The government has acceded to the condition set by the International Monetary Fund (IMF) to impose income tax on monthly pensions in the next budget, it emerged on Friday.
According to sources, the IMF proposal is likely to impose a tax of 7.5% on all pensioners as the government’s consultations with the IMF and the World Bank over the federal budget for the next financial year enters the final phase.
The federal government pays Rs250 billion annually to pensioners.
The proposed plan also includes taxing the profits of the Federal Government General Provident Fund, sources said, adding that levying the 7.5 percent tax would generate a revenue of Rs18 billion.
The reports of slapping tax on pensions come amidst the government considers withdrawing some other tax exemptions in the upcoming budget as part of additional revenue measures.
Earlier, sources in Federal Board of Revenue said that a proposal to withdraw income tax exemption of more than Rs20 billion is under consideration. “In the next budget, income tax exemption on medical allowance to the salaried class may be abolished,” the sources said, adding that tax exemptions for various sectors may be abolished in the next fiscal year.
“In the next budget, tax revenue could be Rs5,820 billion and non-tax revenue Rs1,420 billion,” they added.
Tax expenditure reports of 2019-20 showed that the federal government sustained a loss of about Rs21 billion on account of tax-free pensions.

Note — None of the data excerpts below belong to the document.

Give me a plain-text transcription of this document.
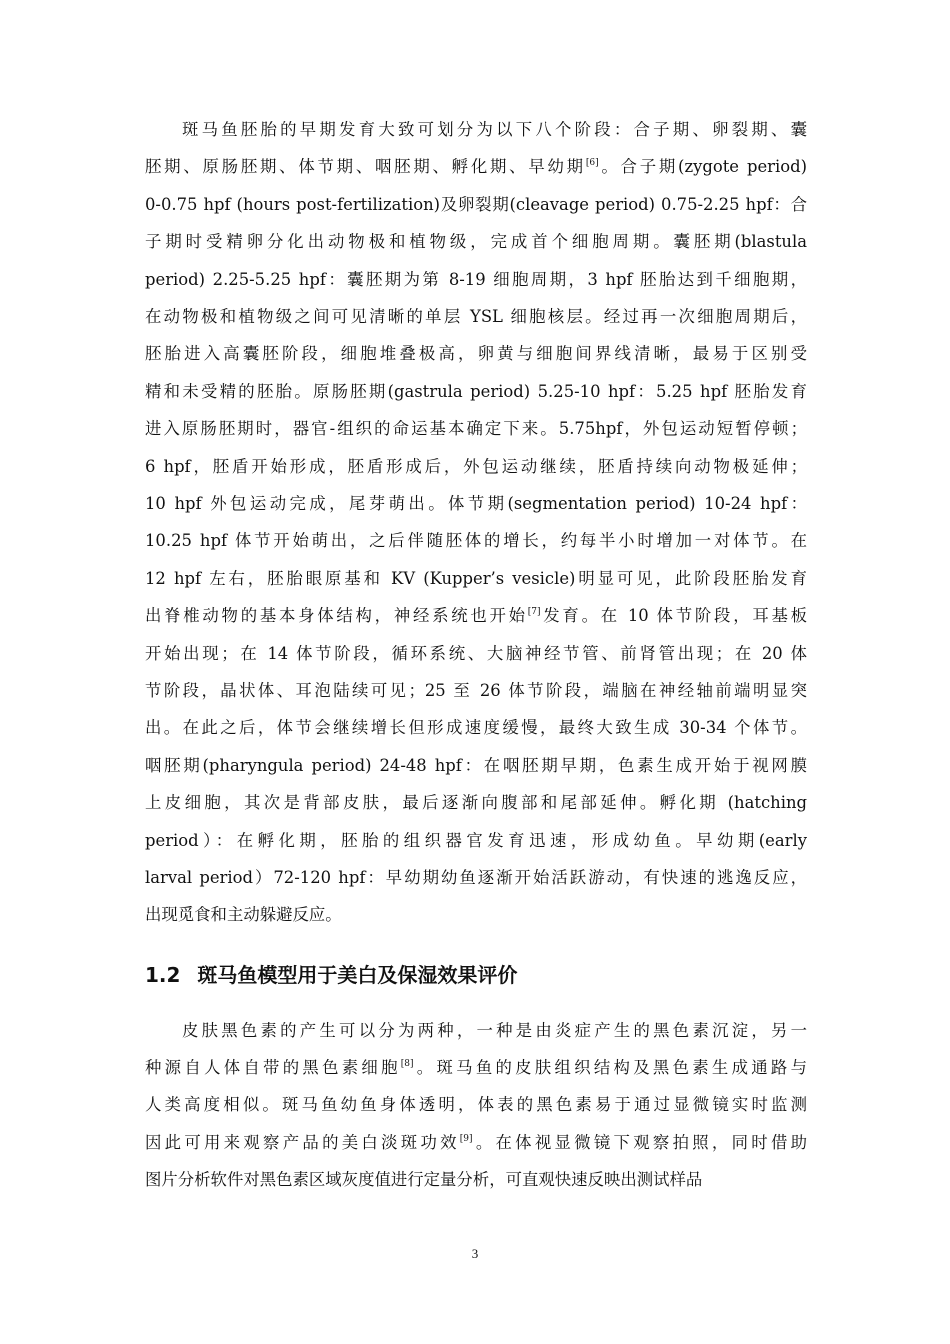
斑马鱼胚胎的早期发育大致可划分为以下八个阶段：合子期、卵裂期、囊
胚期、原肠胚期、体节期、咽胚期、孵化期、早幼期[6]。合子期(zygote period)
0-0.75 hpf (hours post-fertilization)及卵裂期(cleavage period) 0.75-2.25 hpf：合
子期时受精卵分化出动物极和植物级，完成首个细胞周期。囊胚期(blastula
period) 2.25-5.25 hpf：囊胚期为第 8-19 细胞周期，3 hpf 胚胎达到千细胞期，
在动物极和植物级之间可见清晰的单层 YSL 细胞核层。经过再一次细胞周期后，
胚胎进入高囊胚阶段，细胞堆叠极高，卵黄与细胞间界线清晰，最易于区别受
精和未受精的胚胎。原肠胚期(gastrula period) 5.25-10 hpf：5.25 hpf 胚胎发育
进入原肠胚期时，器官-组织的命运基本确定下来。5.75hpf，外包运动短暂停顿；
6 hpf，胚盾开始形成，胚盾形成后，外包运动继续，胚盾持续向动物极延伸；
10 hpf 外包运动完成，尾芽萌出。体节期(segmentation period) 10-24 hpf：
10.25 hpf 体节开始萌出，之后伴随胚体的增长，约每半小时增加一对体节。在
12 hpf 左右，胚胎眼原基和 KV (Kupper’s vesicle)明显可见，此阶段胚胎发育
出脊椎动物的基本身体结构，神经系统也开始[7]发育。在 10 体节阶段，耳基板
开始出现；在 14 体节阶段，循环系统、大脑神经节管、前肾管出现；在 20 体
节阶段，晶状体、耳泡陆续可见；25 至 26 体节阶段，端脑在神经轴前端明显突
出。在此之后，体节会继续增长但形成速度缓慢，最终大致生成 30-34 个体节。
咽胚期(pharyngula period) 24-48 hpf：在咽胚期早期，色素生成开始于视网膜
上皮细胞，其次是背部皮肤，最后逐渐向腹部和尾部延伸。孵化期 (hatching
period）：在孵化期，胚胎的组织器官发育迅速，形成幼鱼。早幼期(early
larval period）72-120 hpf：早幼期幼鱼逐渐开始活跃游动，有快速的逃逸反应，
出现觅食和主动躲避反应。
1.2 斑马鱼模型用于美白及保湿效果评价
皮肤黑色素的产生可以分为两种，一种是由炎症产生的黑色素沉淀，另一
种源自人体自带的黑色素细胞[8]。斑马鱼的皮肤组织结构及黑色素生成通路与
人类高度相似。斑马鱼幼鱼身体透明，体表的黑色素易于通过显微镜实时监测
因此可用来观察产品的美白淡斑功效[9]。在体视显微镜下观察拍照，同时借助
图片分析软件对黑色素区域灰度值进行定量分析，可直观快速反映出测试样品
3
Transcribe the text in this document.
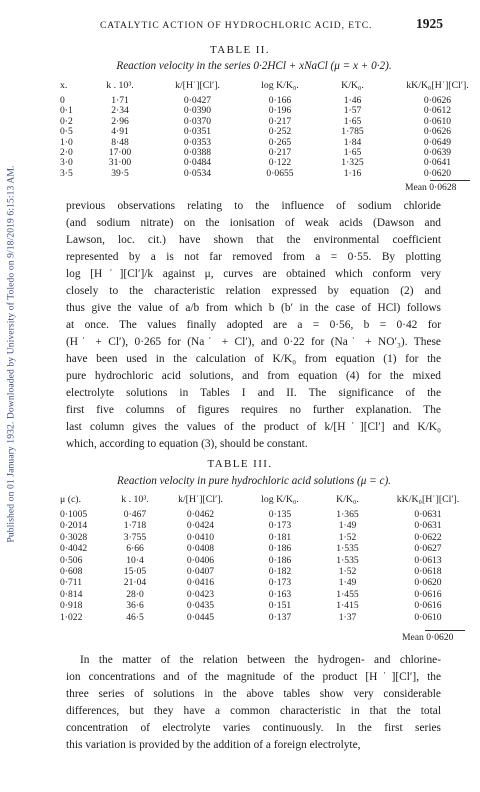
Published on 01 January 1932. Downloaded by University of Toledo on 9/18/2019 6:15:13 AM.
CATALYTIC ACTION OF HYDROCHLORIC ACID, ETC.	1925
TABLE II.
Reaction velocity in the series 0·2HCl + xNaCl (μ = x + 0·2).
x.	k . 10³.	k/[H˙][Cl′].	log K/K₀.	K/K₀.	kK/K₀[H˙][Cl′].
0	1·71	0·0427	0·166	1·46	0·0626
0·1	2·34	0·0390	0·196	1·57	0·0612
0·2	2·96	0·0370	0·217	1·65	0·0610
0·5	4·91	0·0351	0·252	1·785	0·0626
1·0	8·48	0·0353	0·265	1·84	0·0649
2·0	17·00	0·0388	0·217	1·65	0·0639
3·0	31·00	0·0484	0·122	1·325	0·0641
3·5	39·5	0·0534	0·0655	1·16	0·0620
Mean 0·0628
previous observations relating to the influence of sodium chloride
(and sodium nitrate) on the ionisation of weak acids (Dawson and
Lawson, loc. cit.) have shown that the environmental coefficient
represented by a is not far removed from a = 0·55. By plotting
log [H˙][Cl′]/k against μ, curves are obtained which conform very
closely to the characteristic relation expressed by equation (2) and
thus give the value of a/b from which b (b′ in the case of HCl) follows
at once. The values finally adopted are a = 0·56, b = 0·42 for
(H˙ + Cl′), 0·265 for (Na˙ + Cl′), and 0·22 for (Na˙ + NO′₃). These
have been used in the calculation of K/K₀ from equation (1) for the
pure hydrochloric acid solutions, and from equation (4) for the mixed
electrolyte solutions in Tables I and II. The significance of the
first five columns of figures requires no further explanation. The
last column gives the values of the product of k/[H˙][Cl′] and K/K₀
which, according to equation (3), should be constant.
TABLE III.
Reaction velocity in pure hydrochloric acid solutions (μ = c).
μ (c).	k . 10³.	k/[H˙][Cl′].	log K/K₀.	K/K₀.	kK/K₀[H˙][Cl′].
0·1005	0·467	0·0462	0·135	1·365	0·0631
0·2014	1·718	0·0424	0·173	1·49	0·0631
0·3028	3·755	0·0410	0·181	1·52	0·0622
0·4042	6·66	0·0408	0·186	1·535	0·0627
0·506	10·4	0·0406	0·186	1·535	0·0613
0·608	15·05	0·0407	0·182	1·52	0·0618
0·711	21·04	0·0416	0·173	1·49	0·0620
0·814	28·0	0·0423	0·163	1·455	0·0616
0·918	36·6	0·0435	0·151	1·415	0·0616
1·022	46·5	0·0445	0·137	1·37	0·0610
Mean 0·0620
In the matter of the relation between the hydrogen- and chlorine-
ion concentrations and of the magnitude of the product [H˙][Cl′], the
three series of solutions in the above tables show very considerable
differences, but they have a common characteristic in that the total
concentration of electrolyte varies continuously. In the first series
this variation is provided by the addition of a foreign electrolyte,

There was a revenue loss of Rs2.8 billion on account of pensions received by a citizen of Pakistan from a former employer, according to the report.
The major loss of Rs18.7 billion was on account of commutation of pensions of employees and another Rs21 million due to tax-free monthly installments from the income payment plan invested with a pension fund manager.
The IMF is urging Pakistan to reconsider its tax laws to end such benefits.